13 thoughts on “Back To Basics #4: Exposing our Rules via REST (JAX-RS) using Wildfly Swarm”

  1. Is the rules engine using a stateful session or stateless session ? One of my major complaints is that drools doesn’t scale horizontally that well because it doesn’t have the ability to distribute facts across multiple servers easily. Maybe this has changed ?


    1. KieSessions are stateful. Your complaint applies to every rule engine based on the Rete algorithm. Now with the new algorithm called phreak, we are one step closer to distribute the algorithm in multiple nodes. But again this might not be the best solution, due the chattines that will be generated between the nodes to perform the evaluations. In my opinion, one of the strengths of drools is that creating a new instance of the engine is extremely simple, this enables you to split your data and the coordinate sessions if needed. HTH


  2. I’ve been out of hardcore Java dev for about 3 years. I started following these tutorials as I used older versions of Drools and wanted a quick and easy working example of Drools 6. I got that, and had my eyes opened to the world of Weld, Arquillian and WildFire along the way. Things have come a long way. Fantastic job on the series of tutorials, thank you for sharing.

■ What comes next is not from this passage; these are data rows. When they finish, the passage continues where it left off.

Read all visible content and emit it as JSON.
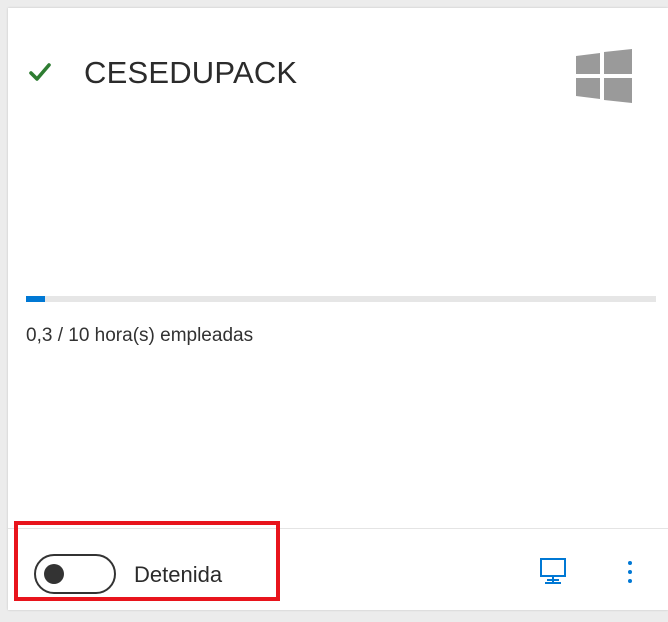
{
  "card": {
    "name": "CESEDUPACK",
    "status_icon": "check-icon",
    "os_icon": "windows-logo-icon",
    "usage": {
      "used": 0.3,
      "total": 10,
      "text": "0,3 / 10 hora(s) empleadas"
    },
    "toggle": {
      "state": "off",
      "label": "Detenida"
    },
    "actions": {
      "connect_icon": "monitor-icon",
      "more_icon": "more-vertical-icon"
    }
  },
  "colors": {
    "accent": "#0078d4",
    "check": "#2e7d32",
    "highlight": "#e8141c",
    "os_icon": "#9a9a9a",
    "action_icon": "#0078d4"
  }
}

    1. OldGuy, your feedback is really appreciated! Help me to spread the word! By the way have you checked my latest example about the Drools Game Engine? anything else that you want to see in these blog?


  3. Thanks for a great set of articles no invoking rules as REST calls. Is it possible to create a custom UI for these rules ? I see its directly written as drl rules in the earlier articles.


    1. Yes of course you can, I would suggest you to create a rest endpoint to receive the new rules, and then you can create a web UI to generate those rules. It should be pretty easy to implement


      1. Can you suggest in what format these rules should be generated? Should they be in drl again ? I suppose generation is only one part, I will have to package and deploy too (just like you mentioned here) right ? Is there a way to completely eliminate this deploy step ?


      2. You have two options: 1) generate the rules in DRL which is the execution format 2) Generate your own model to then transform to DRL. Option 2 is a commonly used approach if you are building a very domain specific Rule Authoring UI.

        Regarding deployment, you can add your new rules to the Knowledge Base, but that’s dangerous in my opinion, becuase you never know how the newly generated rules will behave in runtime. If you are confident that you can guarrantee that the new rules will be ok, you can do that to avoid the deployment step. Having said that, and with all the new technology that we have available today, such as docker and kubernetes, you should just deploy a new version of your rules service with the newly generated rules. In that case, if something goes wrong you can quickly revert back to the old version.



      1. I would recommend you to start simple, create a set of Rules in DRL until you figure out how your rules will look like. The next step is to make sure that you, your users can parameterize those rules, and you can achive that by just using templates, where instead of actual values in your rules you can have variables that are coming from the user input. Then if that’s not enough you can start thingking about creating your own model to generate DRL, but that all up to you to develop.